Selon Greene, le message reçu par Trump est que les républicains sont en difficulté dans les sondages et qu’ils sont mécontents de certaines décisions de Trump, juste avant d’exposer ses résultats de vote avec Trump (97 %).

Ce que Trump doit faire ensuite

WASHINGTON, DC – 17 DÉCEMBRE : Le président américain Donald Trump s’adresse à la nation depuis la salle diplomatique de la Maison Blanche le 17 décembre 2025 à Washington, DC. La secrétaire de presse de la Maison Blanche, Karoline Leavitt, a déclaré que M. Trump « s’adresserait au pays en évoquant toutes ses réalisations historiques au cours de l’année écoulée, et peut-être aussi en annonçant certaines politiques qui seront mises en œuvre au cours de la nouvelle année » (Photo par Doug Mills – Pool/Getty Images)

Greene a également donné des conseils à Trump pour le reste de sa présidence ; manifestement, elle voit aussi son taux de désapprobation historique et entend les cris du GOP ; je suis sûr qu’elle est présente sur les réseaux sociaux.
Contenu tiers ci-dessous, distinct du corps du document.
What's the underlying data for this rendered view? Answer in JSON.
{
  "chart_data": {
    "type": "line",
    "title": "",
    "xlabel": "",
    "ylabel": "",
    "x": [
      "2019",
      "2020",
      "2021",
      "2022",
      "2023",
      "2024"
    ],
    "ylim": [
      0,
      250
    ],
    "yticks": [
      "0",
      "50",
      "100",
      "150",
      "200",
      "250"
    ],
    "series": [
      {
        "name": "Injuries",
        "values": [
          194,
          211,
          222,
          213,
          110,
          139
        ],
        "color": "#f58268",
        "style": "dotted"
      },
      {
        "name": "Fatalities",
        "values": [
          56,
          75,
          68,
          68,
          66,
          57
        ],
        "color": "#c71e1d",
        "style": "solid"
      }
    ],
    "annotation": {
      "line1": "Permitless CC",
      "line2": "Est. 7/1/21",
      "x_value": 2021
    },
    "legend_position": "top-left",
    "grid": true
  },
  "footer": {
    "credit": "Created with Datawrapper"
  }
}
Greene a été directe lorsqu’on lui a demandé ce que Donald Trump devait faire, déclarant qu’« il devait garder Air Force One garé dans le hangar », faisant référence au fait qu’il devait arrêter ce qu’elle appelle une « porte tournante de dirigeants étrangers à la Maison Blanche ». Elle a également critiqué sa récente rencontre avec le président syrien Ahmed al-Sharaa, autrefois qualifié de « terroriste mondial spécialement désigné » et aujourd’hui invité d’honneur à la Maison Blanche de Donald Trump. Greene a déclaré que Trump « doit cesser d’accueillir les terroristes d’Al-Qaïda et de Daech qui étaient autrefois recherchés par les États-Unis et qui sont aujourd’hui présidents ».
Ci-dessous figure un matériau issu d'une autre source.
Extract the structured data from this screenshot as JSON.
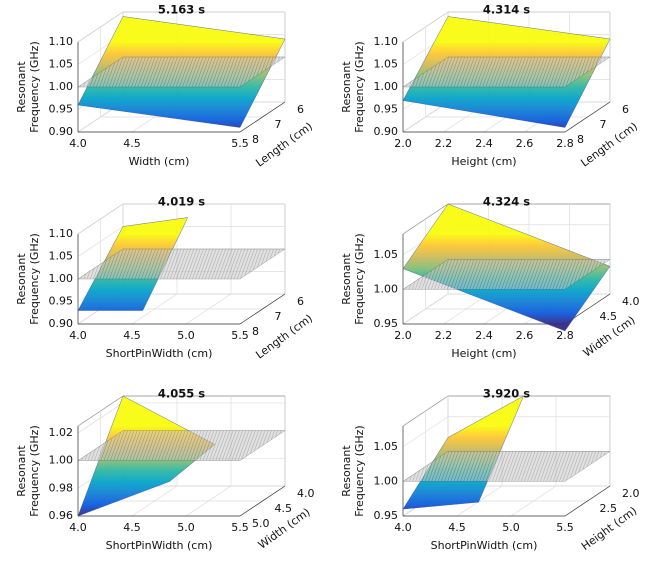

Greene affirme que Trump « doit se concentrer sur l’économie américaine qu’il a promise à ses électeurs », une économie qui, selon Trump, se porte parfaitement bien. Marjorie Taylor Greene ayant annoncé lundi son départ du Congrès et ses nouvelles fiançailles, il semble que l’un des visages les plus populaires du MAGA mette enfin la politique derrière elle.